I pastori sardi e il nuovo libro profetico di Houellebecq

Puerto de Mogan (Gran Canaria), 11 Febbraio 2019

   Stavo guardando ieri su Rainews 24, unico canale Rai accessibile on line da estero, la protesta dei pastori sardi e il loro latte `versato` in strada per la rabbia di non poterlo vendere a un prezzo dignitoso. Uno di loro diceva, in lacrime, di essere alla fame a causa della concorrenza del latte importato dall'estero. Un altro prometteva azioni piu' violente come quello di sbarrare i camion provenienti dall'Est Europa.
   La scena e' incredibilmente simile a quella del nuovo romanzo distopico di Michel Houellebecq, "Serotonina", appena uscito, ambientato in Francia. A protestare sono gli agricoltori e produttori di formaggio della Normandia, che a causa della globabilizzazione non riescono piu' a sopravvivere. Eppure come dice uno di loro, Aymeric, compagno d'universita' del protagonista, "cerco di fare le cose correttamente, quest'allevamento non ha niente in comune con gli allevamenti industriali, come hai potuto vedere, le mucche hanno spazio, ed escono un po' ogni giorno, anche d'inverno, ma piu' cerco di fare le cose correttamente, meno riesco a cavarmela". Aymeric poi si suicidera' in un gesto estremo durante una protesta violenta dei contadini che impugnando le armi si scontrano con la polizia.  Mentre il protagonista, Florent-Claude, sprofondera' ancor di piu' nella depressione dopo aver constatato l'ineluttabilita' della scomparsa dei piccoli produttori agricoli impotenti di fronte alle regole del commercio internazionale. Proprio lui che da funzionario del Ministero dell'Agricoltura francese aveva tentato invano di proteggere i formaggi locali contro le politiche dell'Unione Europea.

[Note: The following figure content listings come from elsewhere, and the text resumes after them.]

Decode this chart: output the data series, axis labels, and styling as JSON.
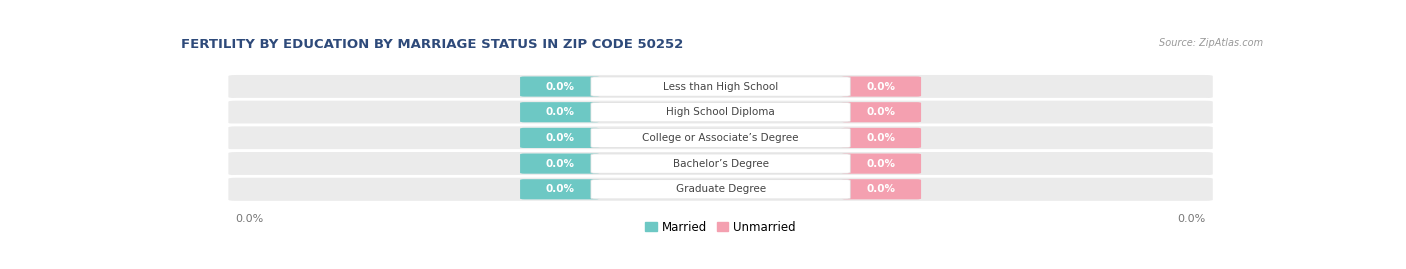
{
  "title": "FERTILITY BY EDUCATION BY MARRIAGE STATUS IN ZIP CODE 50252",
  "source": "Source: ZipAtlas.com",
  "categories": [
    "Less than High School",
    "High School Diploma",
    "College or Associate’s Degree",
    "Bachelor’s Degree",
    "Graduate Degree"
  ],
  "married_values": [
    0.0,
    0.0,
    0.0,
    0.0,
    0.0
  ],
  "unmarried_values": [
    0.0,
    0.0,
    0.0,
    0.0,
    0.0
  ],
  "married_color": "#6dc8c4",
  "unmarried_color": "#f4a0b0",
  "row_bg_color": "#ebebeb",
  "title_color": "#2e4a7a",
  "source_color": "#999999",
  "value_label_color": "white",
  "category_label_color": "#444444",
  "axis_label_color": "#777777",
  "value_label_married": "0.0%",
  "value_label_unmarried": "0.0%",
  "axis_label_left": "0.0%",
  "axis_label_right": "0.0%",
  "legend_married": "Married",
  "legend_unmarried": "Unmarried",
  "figsize": [
    14.06,
    2.69
  ],
  "dpi": 100
}
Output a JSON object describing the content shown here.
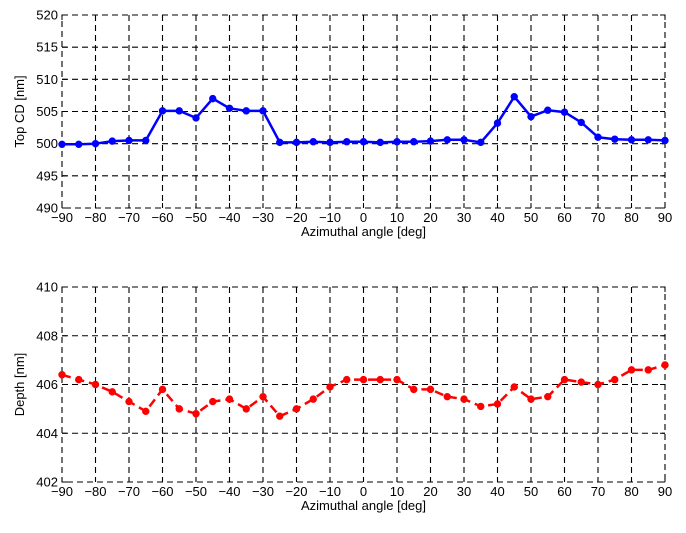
{
  "chart_data": [
    {
      "type": "line",
      "xlabel": "Azimuthal angle [deg]",
      "ylabel": "Top CD [nm]",
      "xlim": [
        -90,
        90
      ],
      "ylim": [
        490,
        520
      ],
      "xticks": [
        -90,
        -80,
        -70,
        -60,
        -50,
        -40,
        -30,
        -20,
        -10,
        0,
        10,
        20,
        30,
        40,
        50,
        60,
        70,
        80,
        90
      ],
      "yticks": [
        490,
        495,
        500,
        505,
        510,
        515,
        520
      ],
      "grid": true,
      "series": [
        {
          "color": "#0000ff",
          "line_style": "solid",
          "marker": "circle",
          "x": [
            -90,
            -85,
            -80,
            -75,
            -70,
            -65,
            -60,
            -55,
            -50,
            -45,
            -40,
            -35,
            -30,
            -25,
            -20,
            -15,
            -10,
            -5,
            0,
            5,
            10,
            15,
            20,
            25,
            30,
            35,
            40,
            45,
            50,
            55,
            60,
            65,
            70,
            75,
            80,
            85,
            90
          ],
          "values": [
            499.9,
            499.9,
            500.0,
            500.4,
            500.5,
            500.5,
            505.1,
            505.1,
            504.0,
            507.0,
            505.5,
            505.1,
            505.1,
            500.2,
            500.2,
            500.3,
            500.2,
            500.3,
            500.3,
            500.2,
            500.3,
            500.3,
            500.4,
            500.6,
            500.6,
            500.2,
            503.2,
            507.3,
            504.2,
            505.2,
            504.9,
            503.3,
            501.0,
            500.7,
            500.6,
            500.6,
            500.5
          ]
        }
      ]
    },
    {
      "type": "line",
      "xlabel": "Azimuthal angle [deg]",
      "ylabel": "Depth [nm]",
      "xlim": [
        -90,
        90
      ],
      "ylim": [
        402,
        410
      ],
      "xticks": [
        -90,
        -80,
        -70,
        -60,
        -50,
        -40,
        -30,
        -20,
        -10,
        0,
        10,
        20,
        30,
        40,
        50,
        60,
        70,
        80,
        90
      ],
      "yticks": [
        402,
        404,
        406,
        408,
        410
      ],
      "grid": true,
      "series": [
        {
          "color": "#ff0000",
          "line_style": "dashed",
          "marker": "circle",
          "x": [
            -90,
            -85,
            -80,
            -75,
            -70,
            -65,
            -60,
            -55,
            -50,
            -45,
            -40,
            -35,
            -30,
            -25,
            -20,
            -15,
            -10,
            -5,
            0,
            5,
            10,
            15,
            20,
            25,
            30,
            35,
            40,
            45,
            50,
            55,
            60,
            65,
            70,
            75,
            80,
            85,
            90
          ],
          "values": [
            406.4,
            406.2,
            406.0,
            405.7,
            405.3,
            404.9,
            405.8,
            405.0,
            404.8,
            405.3,
            405.4,
            405.0,
            405.5,
            404.7,
            405.0,
            405.4,
            405.9,
            406.2,
            406.2,
            406.2,
            406.2,
            405.8,
            405.8,
            405.5,
            405.4,
            405.1,
            405.2,
            405.9,
            405.4,
            405.5,
            406.2,
            406.1,
            406.0,
            406.2,
            406.6,
            406.6,
            406.8
          ]
        }
      ]
    }
  ]
}
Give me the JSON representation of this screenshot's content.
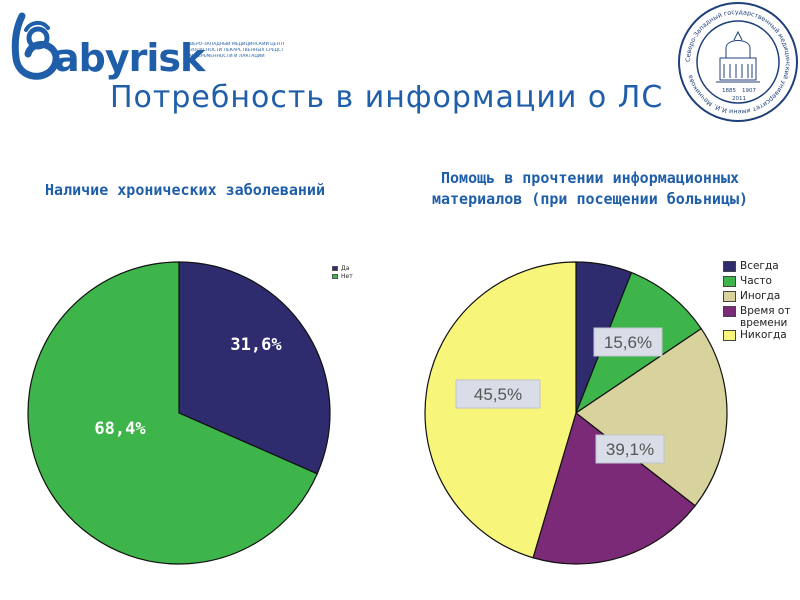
{
  "logo": {
    "text": "abyrisk",
    "caption_lines": [
      "Северо-Западный медицинский центр",
      "безопасности лекарственных средств",
      "при беременности и лактации"
    ]
  },
  "seal": {
    "ring_text": "Северо-Западный государственный медицинский университет имени И.И. Мечникова",
    "years": [
      "1885",
      "1907",
      "2011"
    ]
  },
  "title": "Потребность в информации о ЛС",
  "colors": {
    "navy": "#2e2c6e",
    "green": "#3db54a",
    "beige": "#d8d29d",
    "purple": "#7a2a76",
    "yellow": "#f7f57a",
    "brand_blue": "#1f5ea8"
  },
  "chart_data": [
    {
      "type": "pie",
      "title": "Наличие хронических заболеваний",
      "slices": [
        {
          "name": "Да",
          "value": 31.6,
          "label": "31,6%",
          "color": "#2e2c6e"
        },
        {
          "name": "Нет",
          "value": 68.4,
          "label": "68,4%",
          "color": "#3db54a"
        }
      ],
      "legend": {
        "position": "top-right",
        "entries": [
          "Да",
          "Нет"
        ]
      }
    },
    {
      "type": "pie",
      "title": "Помощь в прочтении информационных материалов (при посещении больницы)",
      "slices": [
        {
          "name": "Всегда",
          "value": 6.0,
          "color": "#2e2c6e"
        },
        {
          "name": "Часто",
          "value": 9.6,
          "color": "#3db54a"
        },
        {
          "name": "Иногда",
          "value": 20.0,
          "color": "#d8d29d"
        },
        {
          "name": "Время от времени",
          "value": 19.1,
          "color": "#7a2a76"
        },
        {
          "name": "Никогда",
          "value": 45.5,
          "color": "#f7f57a"
        }
      ],
      "annotations": [
        "15,6%",
        "39,1%",
        "45,5%"
      ],
      "legend": {
        "position": "right",
        "entries": [
          "Всегда",
          "Часто",
          "Иногда",
          "Время от времени",
          "Никогда"
        ]
      }
    }
  ]
}
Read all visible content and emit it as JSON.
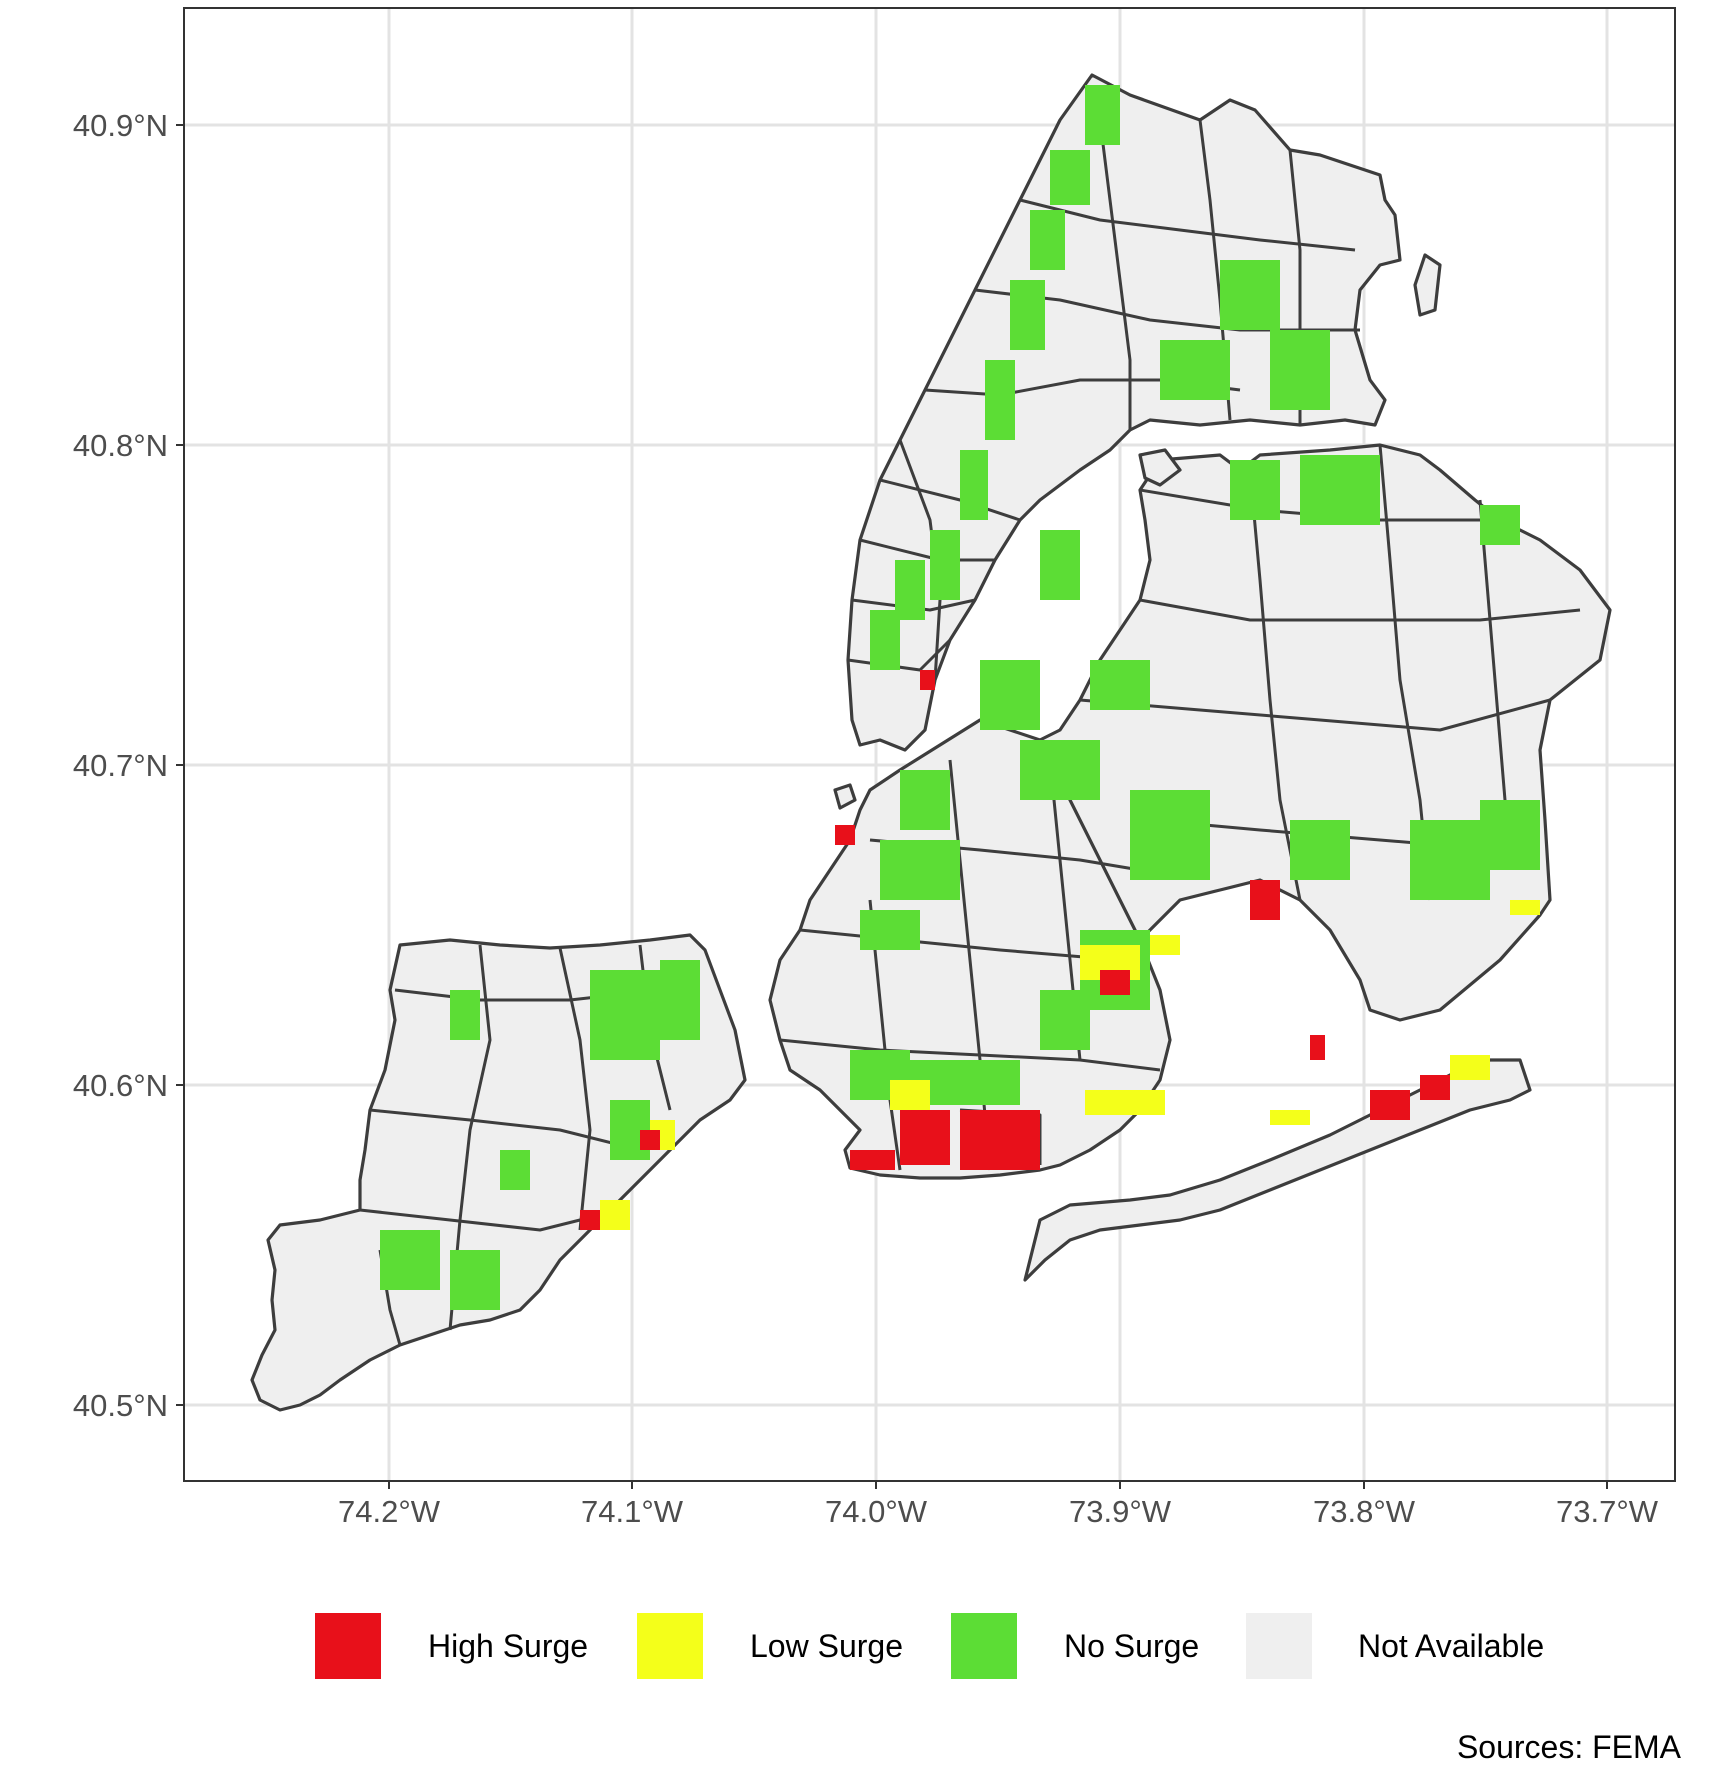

Ancora una volta Houellebecq, controversa Cassandra accusato di islamofobia, ci ha azzeccato con un libro che racconta perfettamente le distorsioni dell'economia liberalista e il lento ma inesorabile declino dei piccoli agricoltori. "Per anni mi ero trovato di fronte a gente pronta a morire per la liberta' dei commerci", e' il de profundis del protagonista davanti a una assemblea di allevatori.